A great place to start is with your own health. When farmers and ranchers are up-to-date on their yearly checkups, they can work with more confidence, knowing where they stand when it comes to prevention and management of chronic conditions. You can call Hegg Medical Clinic at 712-476-8100 to schedule your appointment today – don’t postpone and find yourself fully booked due to harvest, calving or planting.

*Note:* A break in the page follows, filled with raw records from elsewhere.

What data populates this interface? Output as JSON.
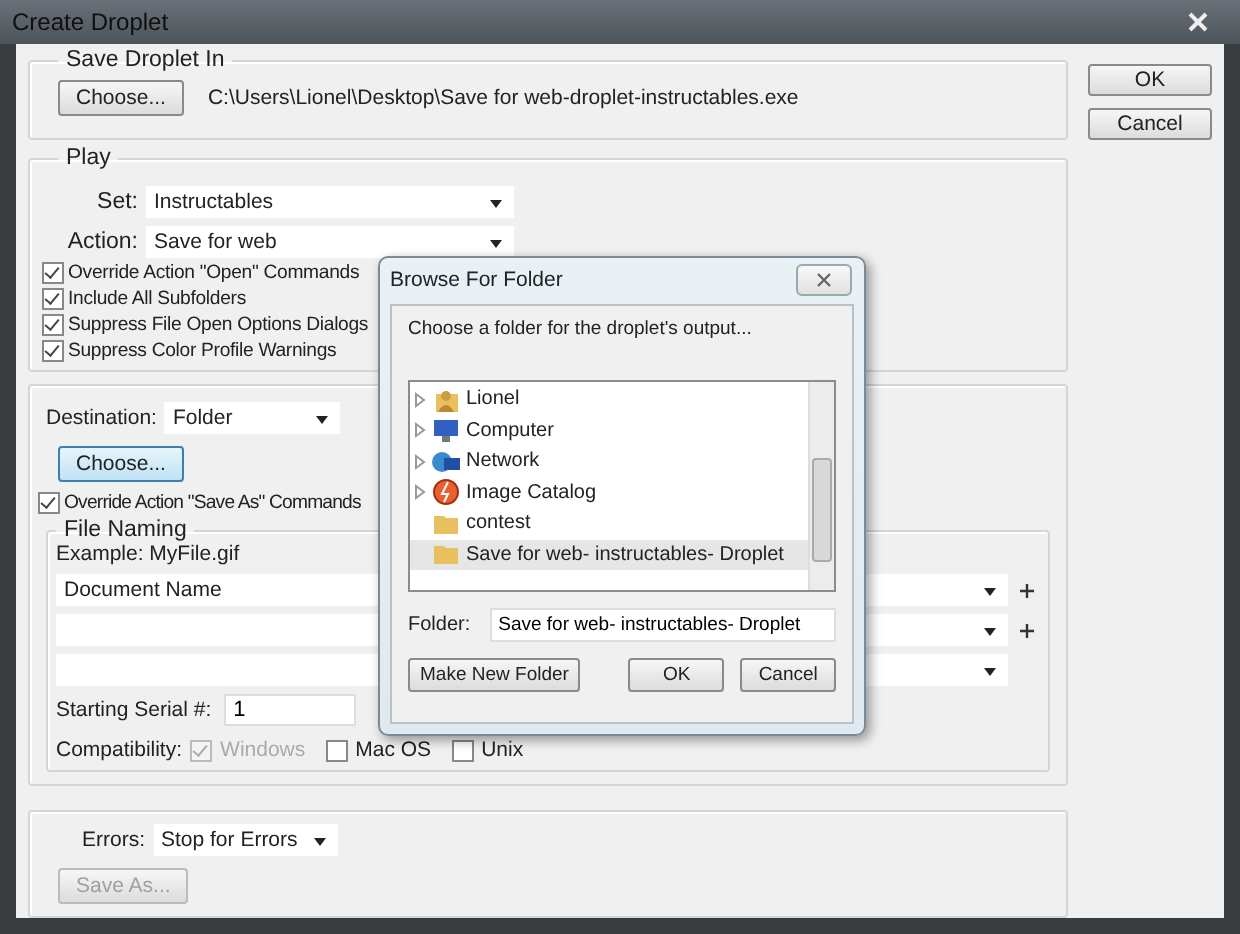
{
  "window": {
    "title": "Create Droplet"
  },
  "save_droplet_in": {
    "legend": "Save Droplet In",
    "choose_button": "Choose...",
    "path": "C:\\Users\\Lionel\\Desktop\\Save for web-droplet-instructables.exe"
  },
  "play": {
    "legend": "Play",
    "set": {
      "label": "Set:",
      "value": "Instructables"
    },
    "action": {
      "label": "Action:",
      "value": "Save for web"
    },
    "options": [
      {
        "label": "Override Action \"Open\" Commands",
        "checked": true
      },
      {
        "label": "Include All Subfolders",
        "checked": true
      },
      {
        "label": "Suppress File Open Options Dialogs",
        "checked": true
      },
      {
        "label": "Suppress Color Profile Warnings",
        "checked": true
      }
    ]
  },
  "destination": {
    "label": "Destination:",
    "value": "Folder",
    "choose_button": "Choose...",
    "override": {
      "label": "Override Action \"Save As\" Commands",
      "checked": true
    },
    "file_naming": {
      "legend": "File Naming",
      "example": "Example: MyFile.gif",
      "fields": [
        {
          "value": "Document Name",
          "add": true
        },
        {
          "add": true
        },
        {
          "add": false
        }
      ],
      "serial": {
        "label": "Starting Serial #:",
        "value": "1"
      },
      "compatibility": {
        "label": "Compatibility:",
        "options": [
          {
            "label": "Windows",
            "checked": true,
            "disabled": true
          },
          {
            "label": "Mac OS",
            "checked": false,
            "disabled": false
          },
          {
            "label": "Unix",
            "checked": false,
            "disabled": false
          }
        ]
      }
    }
  },
  "errors": {
    "label": "Errors:",
    "value": "Stop for Errors",
    "save_as_button": "Save As...",
    "save_as_disabled": true
  },
  "buttons": [
    "OK",
    "Cancel"
  ],
  "browse_dialog": {
    "title": "Browse For Folder",
    "prompt": "Choose a folder for the droplet's output...",
    "tree": [
      {
        "label": "Lionel",
        "kind": "user",
        "expandable": true,
        "selected": false
      },
      {
        "label": "Computer",
        "kind": "computer",
        "expandable": true,
        "selected": false
      },
      {
        "label": "Network",
        "kind": "network",
        "expandable": true,
        "selected": false
      },
      {
        "label": "Image Catalog",
        "kind": "catalog",
        "expandable": true,
        "selected": false
      },
      {
        "label": "contest",
        "kind": "folder",
        "expandable": false,
        "selected": false
      },
      {
        "label": "Save for web- instructables- Droplet",
        "kind": "folder",
        "expandable": false,
        "selected": true
      }
    ],
    "folder": {
      "label": "Folder:",
      "value": "Save for web- instructables- Droplet"
    },
    "buttons": [
      "Make New Folder",
      "OK",
      "Cancel"
    ]
  }
}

Rollovers, Equipment and PTOs
Farmers use big machines to do their vital work, and with size and power comes risk. Make sure you follow the guidelines of each combine, tractor or trailer you put to use, and make a habit of checking key safety equipment like seatbelts.
The rapidly rotating PTO shaft is well-known as an important part of work on the farm. But it’s also a hazard that can lead to serious injury or death if overlooked or under appreciated. Avoid loose-fitting clothing and shut off engines or disengage a PTO before you leave the seat, and never touch or reach across one while it’s in motion.
Unprotected drivers, especially in older tractors, can face dangerous rollover hazards due to uneven ground or unseen debris. Rollover protection structure (ROPS) retrofit kits are a good investment – they save lives. And just like we teach our kids in the car – wear that seatbelt every time you get in.
Chemicals, Grain and Livestock
The modern farm is home to a wide range of pesticides and fertilizers and it’s easy to be so familiar with them that you overlook precautions. Don’t do it – remember to use protective gear every time, including goggles, gloves and respirators. Skipping it once could lead to serious injury or worse.
Use a harness and buddy system before ever entering a grain storage bin, and review the safety steps that go with your augers. Lock out machinery when not in use.
Moving cattle or hogs is another potential challenge. Never trust any large animal, even if you “know” its disposition. Unexpected things can rile us up as humans – and it can happen to hogs, cows and bulls, too.
Back to Basics for Better Health
Early mornings in the combine and late nights hauling grain can add a layer of fatigue to your life, making you less mindful of your own health and safety. Proper rest, hydration, nutrition and planning all can help farmers and other agricultural workers avoid potentially dangerous situations.
Managing stress is another spot where we can all do better. Stress can make us cut corners or push ourselves harder. A heart attack or serious accident isn’t worth the risk if you’re pushing yourself too far or working to the point of breakdown.
Here in Rock Valley, we are grateful to be your partner in health and well-being and wish everyone well during the upcoming harvest season.